Шесть квадратных метров. Тусклая лампочка над входом. За дверью – чужой равнодушный офицер. Несколько минут назад мне хотелось выглядеть человеком. <…> Теперь, когда выяснят, что мои родители. потом усмехнутся понимающе и недобро. Я, конечно, отвечу словами того человека, который везде: в мыслях, в воздухе, в разговорах, в позолоченных рамах. Я, конечно, повторю им как магическое заклинание, сказанное им однажды, что, мол, сын за отца не отвечает. да ведь и яблоко от яблони. и это тоже надо учитывать, ибо это тоже народная мудрость, а народ не ошибается. Куцый пиджак, и чертовы усики, и рюмка ликера, и пьяный бред о каких-то вредителях, и все это в то самое время, когда, как мы знали, сотни и тысячи закамуфлированных злодеев шныряли среди нас, записывая, выпытывая, отравляя, взрывая. Помню, как на лекции о коварстве иностранных разведок лектор сказал: «Западный агент, к примеру, в ресторане выпивает по глоточку и не закусывает. Это бросается в глаза»».
Герою рассказа было чего бояться: кургузый пиджачок на нем был американский, полученный в тбилисском военкомате – еще в сорок шестом году, когда в Россию шли лендлизовские посылки и вещи из них выдавались участникам войны.

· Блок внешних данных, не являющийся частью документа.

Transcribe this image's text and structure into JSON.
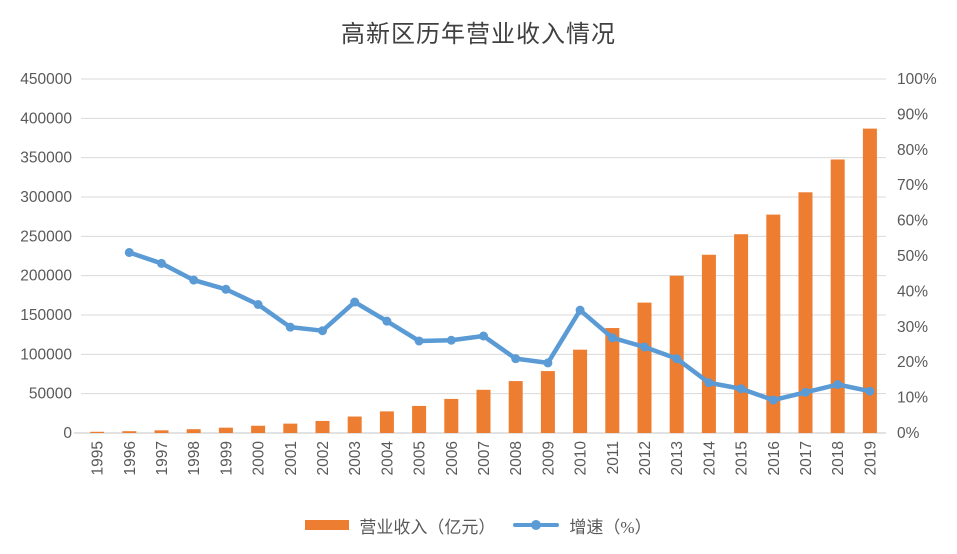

Он сидел на лавке, воображая худшее развитие событий, когда за дверью раздался вопль: «Сталин где?! Куда подевали?!» – это архангельский вербовщик допился до белой горячки и перепутал писавшего под его диктовку грузина с его великим земляком, «мои тщедушные усики – с теми, всемирными». Утром Окуджаву выпустили, сказав на прощание: «Пить надо поменьше». Он счел это избавление такой счастливой случайностью, что решил не оставаться во Владимире ни часа, не испытывать судьбу, – сел на первый же утренний поезд и вечером был в Москве. Да и вряд ли стоило начинать учительскую карьеру в новом городе с ночи в отделении.
В Москве ему предложили Калужскую область – он с радостью согласился. Там у Смольяниновых жили родственники, хоть и дальние. У них на улице Горького был собственный дом. В Калугу Окуджава с женой и братом приехали 11 августа 1950 года, и здесь он неожиданно для себя получил в облоно направление в далекое село Шамордино. Вариация этой страницы его жизни гротескно и в то же время страшновато изображается в повести 1962 года «Новенький, как с иголочки», стилистически продолжающей «Школяра»:
«– Я могу только в городе работать, – говорю миролюбиво, – мне деревня противопоказана. В городе – это другое дело. А деревня мне противопоказана…
– Город не получится, – говорит он спокойно, словно ничего не произошло.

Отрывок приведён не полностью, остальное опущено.